Mas às vezes, a medicina espelha pouco daquilo que realmente é bom ou amável. Embora a capacidade de curar seja um dom de Deus, a medicina é tão corruptível quanto qualquer outra esfera da vida após a queda. À medida que fazemos nosso trabalho no hospital, necessitamos ter discernimento, com as Escrituras em nossas mentes e orações em nossos corações.

Definições de Valor
Um exemplo quando eu era residente, atormenta minha consciência. Uma mulher com uma gravidez de quase 23 semanas chegou ao hospital com uma doença aguda. Enquanto os médicos cuidavam dela, ela pediu para fazerem um aborto. Ao saber de seu pedido, sua família entrou no quarto como uma multidão de pessoas enlutadas, com as cabeças baixas, os rostos cheios de pesar. Alguns choravam. Outros se ofereceram para adotar a criança. Todos imploravam para ela não abortar o bebê, que dava chutes dentro dela, seus membros já totalmente formados, seu coração dançando em vigoroso ritmo. Enquanto eles imploravam, ela olhava para um canto, com os olhos eventualmente cheios de lágrimas.

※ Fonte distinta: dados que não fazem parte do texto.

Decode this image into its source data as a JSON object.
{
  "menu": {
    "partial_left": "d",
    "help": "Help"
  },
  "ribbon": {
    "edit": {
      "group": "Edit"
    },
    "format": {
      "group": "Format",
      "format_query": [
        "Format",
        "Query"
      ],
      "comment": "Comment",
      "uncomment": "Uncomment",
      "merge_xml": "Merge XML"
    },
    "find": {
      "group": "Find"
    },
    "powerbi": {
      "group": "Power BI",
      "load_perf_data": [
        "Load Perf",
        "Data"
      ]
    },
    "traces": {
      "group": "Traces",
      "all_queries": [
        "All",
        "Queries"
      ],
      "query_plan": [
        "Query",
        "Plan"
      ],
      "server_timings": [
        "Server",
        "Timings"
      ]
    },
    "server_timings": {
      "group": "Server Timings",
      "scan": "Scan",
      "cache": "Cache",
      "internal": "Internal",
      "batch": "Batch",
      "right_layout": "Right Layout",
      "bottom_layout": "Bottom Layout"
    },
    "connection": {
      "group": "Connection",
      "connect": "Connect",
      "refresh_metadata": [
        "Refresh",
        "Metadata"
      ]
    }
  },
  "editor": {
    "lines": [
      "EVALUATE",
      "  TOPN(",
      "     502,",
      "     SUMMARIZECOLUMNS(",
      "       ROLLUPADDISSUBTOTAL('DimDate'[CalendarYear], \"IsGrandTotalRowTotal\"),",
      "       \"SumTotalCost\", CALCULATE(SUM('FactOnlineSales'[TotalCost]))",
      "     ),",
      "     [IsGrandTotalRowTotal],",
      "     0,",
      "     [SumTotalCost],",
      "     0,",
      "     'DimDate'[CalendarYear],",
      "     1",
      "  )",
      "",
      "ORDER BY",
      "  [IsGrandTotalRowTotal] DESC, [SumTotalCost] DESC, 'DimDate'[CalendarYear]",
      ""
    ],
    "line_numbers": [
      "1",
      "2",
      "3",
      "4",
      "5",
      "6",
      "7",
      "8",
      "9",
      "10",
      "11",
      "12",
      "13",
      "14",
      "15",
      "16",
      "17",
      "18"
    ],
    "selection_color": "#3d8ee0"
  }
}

A cena foi de partir o coração. Contrastava também nitidamente com a resposta de sua equipe de atendimento. Em vez de se sentar ao lado dela para explorar as avenidas escuras em que sua mente vagava, ou para se aprofundarem nas razões pelas quais o aborto lhe parecia a única solução, eles temiam que ela não se recuperasse de sua doença a tempo para que o aborto pudesse ser feito legalmente. A lei de seu estado permitia a realização do procedimento até as 23 semanas e 6 dias. Eles a instavam que se desejasse um aborto, ela necessitava se recuperar rapidamente, antes que a criança se tornasse magicamente uma pessoa quando chegasse a 24 semanas. Antes daquele dia, seu direito ao livre-arbítrio suplantava o direito de sua criança à vida. Os direitos de seu bebê viver, amar e realizar seu propósito no mundo advinham não de sua inerente dignidade como portador da imagem de Deus, mas de ser desejado ou não. Mas, de acordo com a lei estadual, tudo isto mudaria em um único dia. O tempo estava correndo.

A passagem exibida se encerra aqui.